How nice to have this blog to return to each week, especially during a time when things seem a bit uncertain, and the unknown creeps into my organized and routine life more than I am comfortable with. I just read an article in a magazine, describing a project that asks individuals to tell their life's story in only six words. Six words! For someone like me, who derives great pleasure in eloquent speech and detailed explanations, it presented quite a challenge. Here are a few examples from others who have confronted this task:
"I dance daily, watched or not."
"Sorry I'm not married yet, Mom."
"Car totaled. Lives spared. Forever grateful."
So, after much thinking and jotting down a few ideas, I have decided that for at least the remainder of my 26th year of life, my six word life story will be: "Never alone, seeking love, still smiling." Anyone else want to give it a shot?

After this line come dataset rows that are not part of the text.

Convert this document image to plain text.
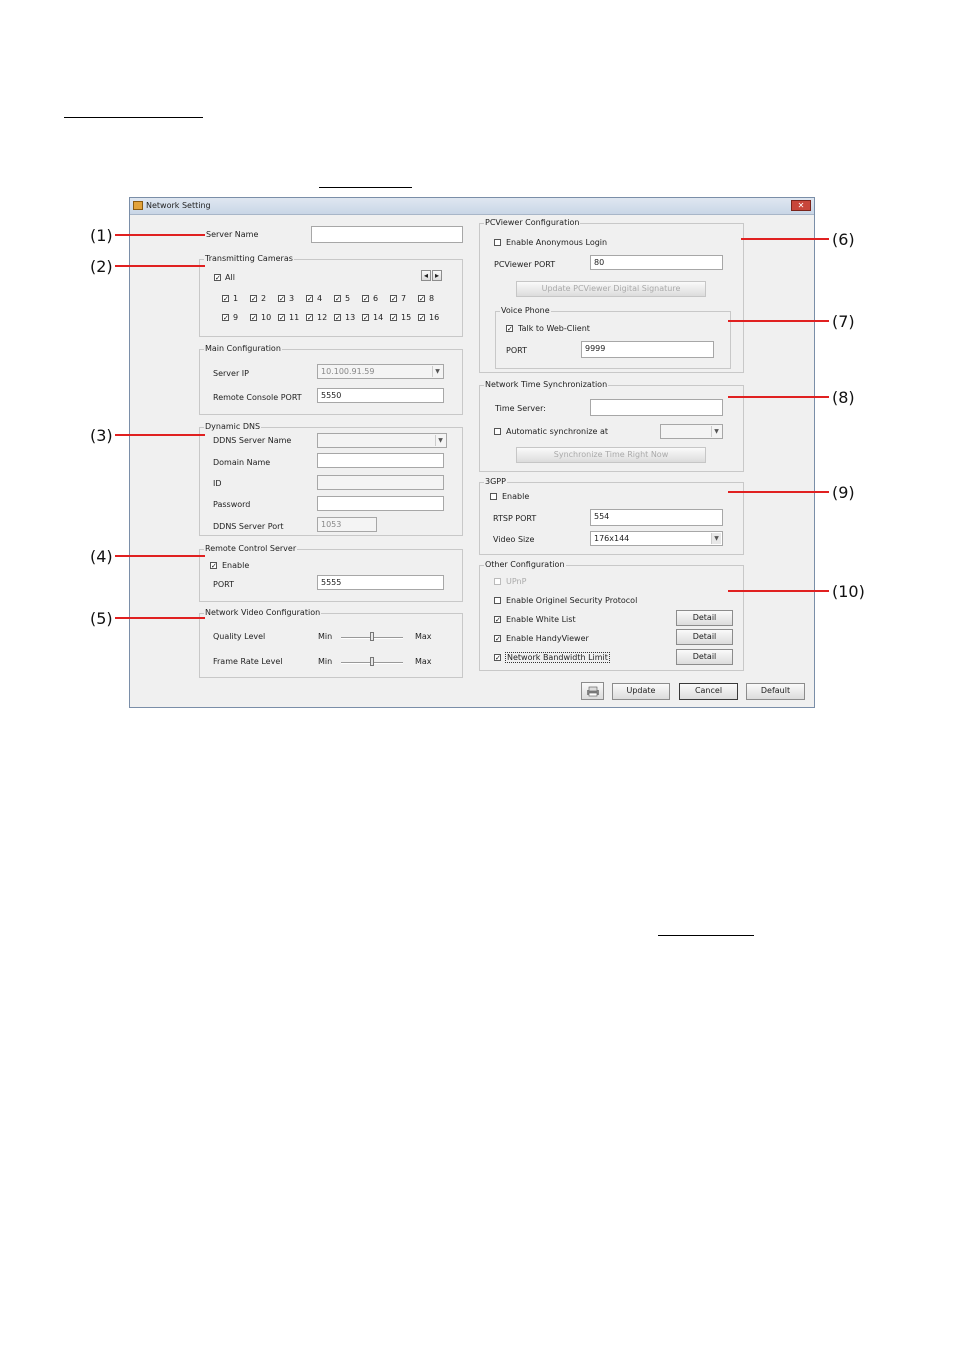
Network Setting	✕
Server Name
Transmitting Cameras
✓
All	◂ ▸
✓
1 ✓	2 ✓	3 ✓	4 ✓	5 ✓	6 ✓	7 ✓	8
✓
9 ✓	10 ✓ 11 ✓ 12 ✓ 13 ✓ 14 ✓ 15 ✓ 16
Main Configuration
Server IP	10.100.91.59	▼
Remote Console PORT	5550
Dynamic DNS
DDNS Server Name	▼
Domain Name
ID
Password
DDNS Server Port	1053
Remote Control Server
✓
Enable
PORT	5555
Network Video Configuration
Quality Level	Min	Max
Frame Rate Level	Min	Max
PCViewer Configuration
Enable Anonymous Login
PCViewer PORT	80
Update PCViewer Digital Signature
Voice Phone
✓
Talk to Web-Client
PORT	9999
Network Time Synchronization
Time Server:
Automatic synchronize at	▼
Synchronize Time Right Now
3GPP
Enable
RTSP PORT	554
Video Size	176x144	▼
Other Configuration
UPnP
Enable Originel Security Protocol
✓
Enable White List	Detail
✓
Enable HandyViewer	Detail
✓
Network Bandwidth Limit	Detail
Update	Cancel	Default
(1)
(2)
(3)
(4)
(5)
(6)
(7)
(8)
(9)
(10)
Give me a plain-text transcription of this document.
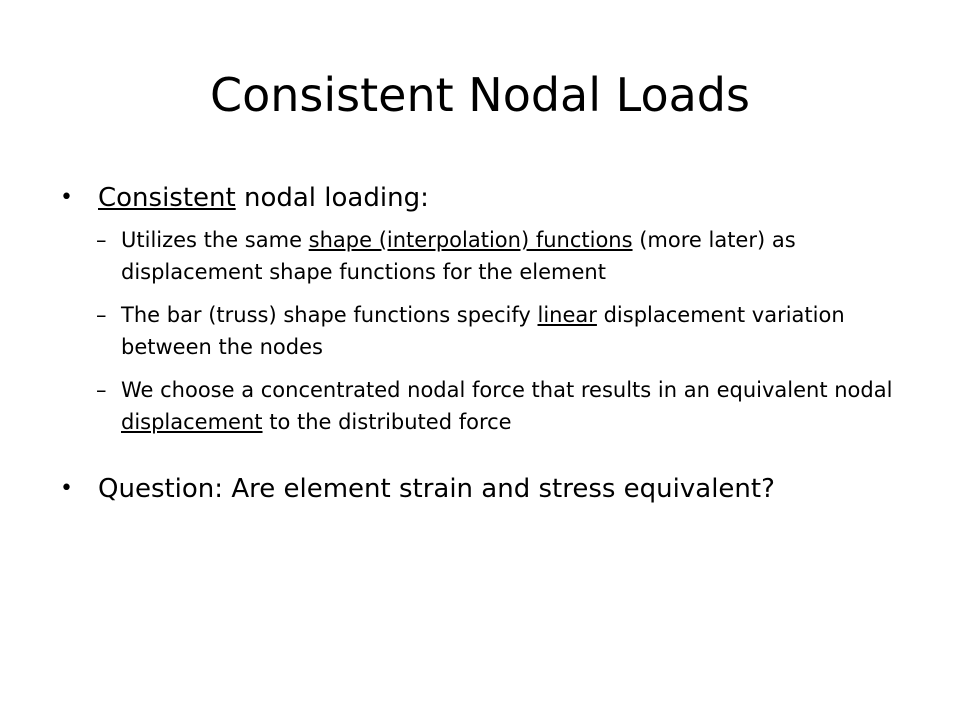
Consistent Nodal Loads
• Consistent nodal loading:
– Utilizes the same shape (interpolation) functions (more later) as displacement shape functions for the element
– The bar (truss) shape functions specify linear displacement variation between the nodes
– We choose a concentrated nodal force that results in an equivalent nodal displacement to the distributed force
• Question: Are element strain and stress equivalent?
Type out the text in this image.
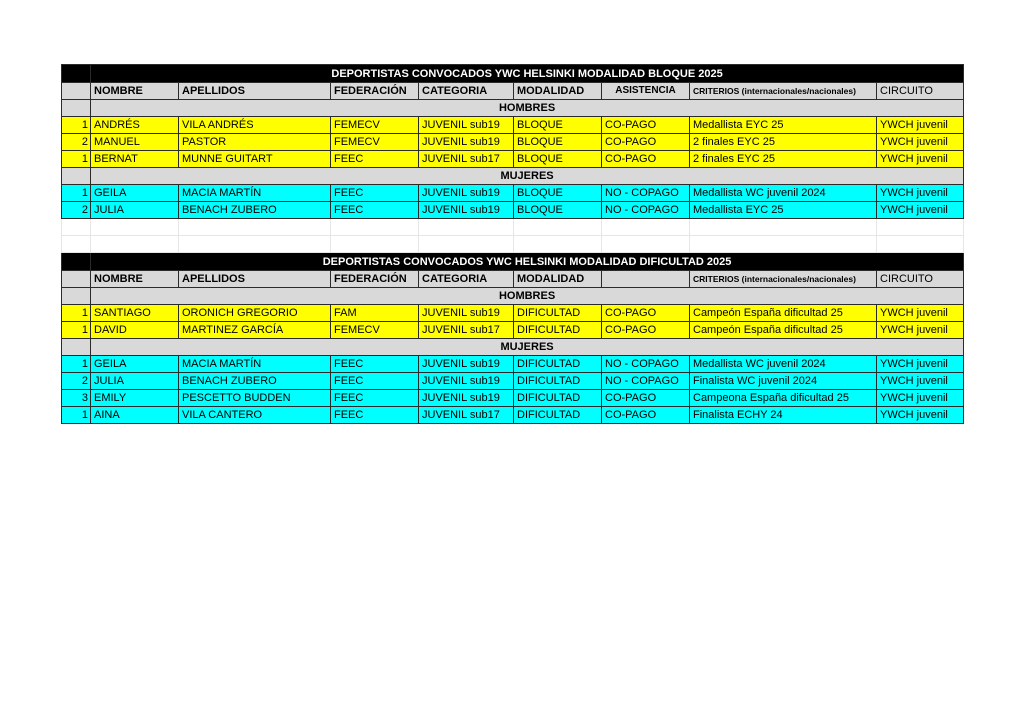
	DEPORTISTAS CONVOCADOS YWC HELSINKI MODALIDAD BLOQUE 2025							
	NOMBRE	APELLIDOS	FEDERACIÓN	CATEGORIA	MODALIDAD	ASISTENCIA	CRITERIOS (internacionales/nacionales)	CIRCUITO
	HOMBRES							
1	ANDRÉS	VILA ANDRÉS	FEMECV	JUVENIL sub19	BLOQUE	CO-PAGO	Medallista EYC 25	YWCH juvenil
2	MANUEL	PASTOR	FEMECV	JUVENIL sub19	BLOQUE	CO-PAGO	2 finales EYC 25	YWCH juvenil
1	BERNAT	MUNNE GUITART	FEEC	JUVENIL sub17	BLOQUE	CO-PAGO	2 finales EYC 25	YWCH juvenil
	MUJERES							
1	GEILA	MACIA MARTÍN	FEEC	JUVENIL sub19	BLOQUE	NO - COPAGO	Medallista WC juvenil 2024	YWCH juvenil
2	JULIA	BENACH ZUBERO	FEEC	JUVENIL sub19	BLOQUE	NO - COPAGO	Medallista EYC 25	YWCH juvenil

	DEPORTISTAS CONVOCADOS YWC HELSINKI MODALIDAD DIFICULTAD 2025							
	NOMBRE	APELLIDOS	FEDERACIÓN	CATEGORIA	MODALIDAD		CRITERIOS (internacionales/nacionales)	CIRCUITO
	HOMBRES							
1	SANTIAGO	ORONICH GREGORIO	FAM	JUVENIL sub19	DIFICULTAD	CO-PAGO	Campeón España dificultad 25	YWCH juvenil
1	DAVID	MARTINEZ GARCÍA	FEMECV	JUVENIL sub17	DIFICULTAD	CO-PAGO	Campeón España dificultad 25	YWCH juvenil
	MUJERES							
1	GEILA	MACIA MARTÍN	FEEC	JUVENIL sub19	DIFICULTAD	NO - COPAGO	Medallista WC juvenil 2024	YWCH juvenil
2	JULIA	BENACH ZUBERO	FEEC	JUVENIL sub19	DIFICULTAD	NO - COPAGO	Finalista WC juvenil 2024	YWCH juvenil
3	EMILY	PESCETTO BUDDEN	FEEC	JUVENIL sub19	DIFICULTAD	CO-PAGO	Campeona España dificultad 25	YWCH juvenil
1	AINA	VILA CANTERO	FEEC	JUVENIL sub17	DIFICULTAD	CO-PAGO	Finalista ECHY 24	YWCH juvenil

I finally finished reading The Help, one of the best reads I can truly say I've had in years. I am now reading Gabby, a moving and encouraging story written by Mark Giffords, husband of congresswoman Gabrielle Giffords. I was flipping through the photo section of the book and was struck by a photo that was taken mere seconds before the gunman opened fire in the crowd. How unique to have the details of that moment frozen in time. In my line of work, I am often present with patients and families immediately prior to a life-changing event. I wonder what details of that day, that hour, that minute will remain in their minds? I hope that if I happen to be a part of that picture, even fuzzy in the background, that my presence was supportive, non-judgemental, and maybe a tiny bit of light in a very dark moment. On my worst days, I pray no patient or family remembers the over-tired, hungry, and cranky Child Life Specialist who had to rush to see four different patients and didn't take the time to sit to answer their question. Can you remember vivid details of moments before you had a life-altering event?

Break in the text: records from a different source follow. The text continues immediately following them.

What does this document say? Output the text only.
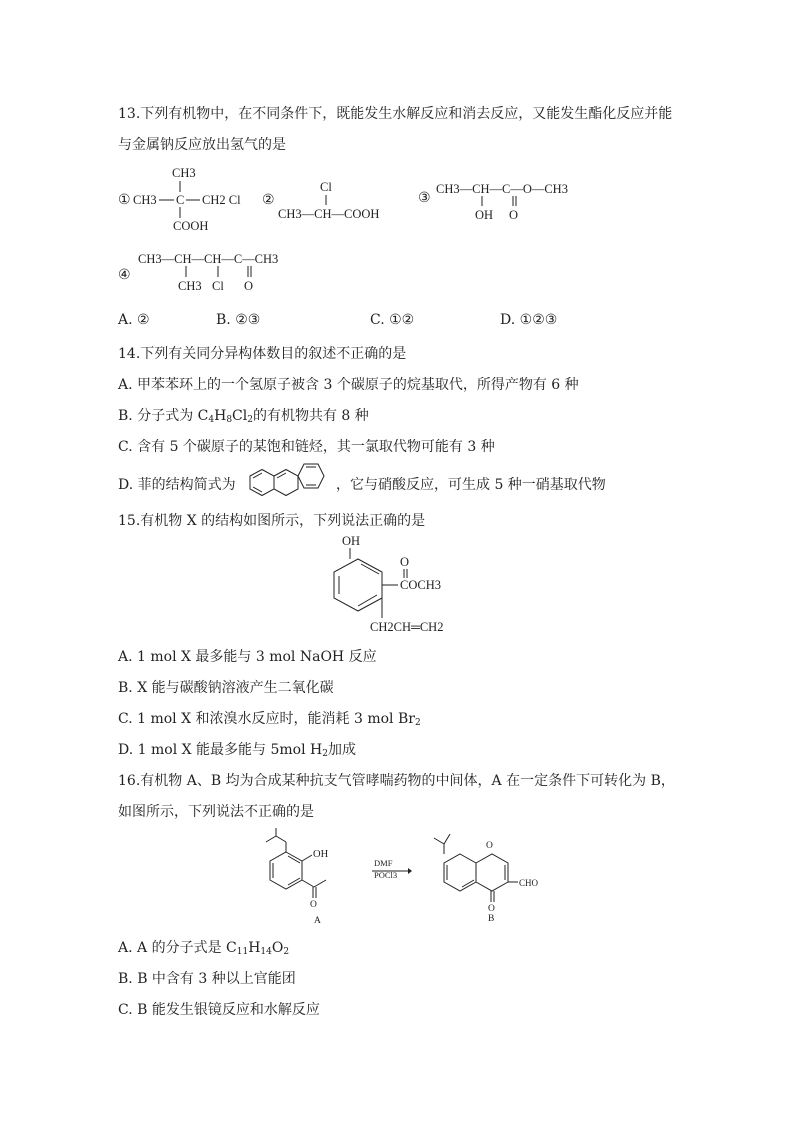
13.下列有机物中，在不同条件下，既能发生水解反应和消去反应，又能发生酯化反应并能
与金属钠反应放出氢气的是
CH3
① CH3 C CH2 Cl
COOH
②
Cl
CH3—CH—COOH
③
CH3—CH—C—O—CH3
OH O
④
CH3—CH—CH—C—CH3
CH3 Cl O
A. ②	B. ②③	C. ①②	D. ①②③
14.下列有关同分异构体数目的叙述不正确的是
A. 甲苯苯环上的一个氢原子被含 3 个碳原子的烷基取代，所得产物有 6 种
B. 分子式为 $C_4H_8Cl_2$的有机物共有 8 种
C. 含有 5 个碳原子的某饱和链烃，其一氯取代物可能有 3 种
D. 菲的结构简式为	，它与硝酸反应，可生成 5 种一硝基取代物
15.有机物 X 的结构如图所示，下列说法正确的是
OH
O
COCH3
CH2CH═CH2
A. 1 mol X 最多能与 3 mol NaOH 反应
B. X 能与碳酸钠溶液产生二氧化碳
C. 1 mol X 和浓溴水反应时，能消耗 3 mol $Br_2$
D. 1 mol X 能最多能与 5mol $H_2$加成
16.有机物 A、B 均为合成某种抗支气管哮喘药物的中间体，A 在一定条件下可转化为 B，
如图所示，下列说法不正确的是
OH
O
A
DMF
POCl3
O
O
CHO
B
A. A 的分子式是 $C_{11}H_{14}O_2$
B. B 中含有 3 种以上官能团
C. B 能发生银镜反应和水解反应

Have you ever had something or someone very close to you attacked or questioned in a way that made you feel as if your own character and value was being threatened? How interesting when our own individual identities and feelings are so closely connected to something or someone else that we immediately feel as if we need to rise to the defense. I experienced something similar this week. While the specific details can't be shared, I was quite surprised at my own reaction, how quickly I became offended. It also became a reminder of how quickly differences in perspectives and opinion can morph into anger.
In other news, since being at home, I have enjoyed getting the opportunity to reconnect with friends I haven't spoken to in a while. It's funny how true and lasting friendships are such that one brief phone conversation can feel as if you've spoken every day for months. There are no terms, conditions, or limitations, you are accepted with all of your flaws and imperfections, and likewise accept that person for whatever they bring to the table. Now, more than ever, I value a friend that will disagree with me, call me out when I'm having an extended pity party for myself, and tell me that I should have never worn that color sweater. That same friend will remind you that you are special and worthwhile, that you have much to offer the world and that you are destined for great things. To my dear friends, thank you. You lift me up and keep me there!

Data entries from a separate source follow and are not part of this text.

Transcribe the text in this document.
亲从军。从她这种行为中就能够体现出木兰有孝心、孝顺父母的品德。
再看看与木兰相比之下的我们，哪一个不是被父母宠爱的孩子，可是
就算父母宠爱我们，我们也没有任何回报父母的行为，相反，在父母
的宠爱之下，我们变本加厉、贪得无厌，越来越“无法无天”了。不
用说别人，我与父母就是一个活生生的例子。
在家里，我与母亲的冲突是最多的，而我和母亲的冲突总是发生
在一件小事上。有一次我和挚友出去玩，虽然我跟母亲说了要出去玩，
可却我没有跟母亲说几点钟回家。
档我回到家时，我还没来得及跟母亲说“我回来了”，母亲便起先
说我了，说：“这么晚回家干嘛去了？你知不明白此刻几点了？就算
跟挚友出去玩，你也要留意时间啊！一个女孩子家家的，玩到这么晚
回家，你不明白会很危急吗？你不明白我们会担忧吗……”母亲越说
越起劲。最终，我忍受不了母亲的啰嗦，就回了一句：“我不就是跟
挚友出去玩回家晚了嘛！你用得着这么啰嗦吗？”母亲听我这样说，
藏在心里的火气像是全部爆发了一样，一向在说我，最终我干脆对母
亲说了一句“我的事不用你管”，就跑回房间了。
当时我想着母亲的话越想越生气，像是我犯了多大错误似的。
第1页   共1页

To my blog followers, I wish you the reconnection with an old friend or the making of a new one, time at the end of a stressful day to get lost in a great book, and moments that would make it simply impossible for you to tell about your life to date in only six words. Speak kindly and remember the mark your words will inevitably leave on someone, even those who are strangers. Thank you for reading and "blessings to all you love in this world."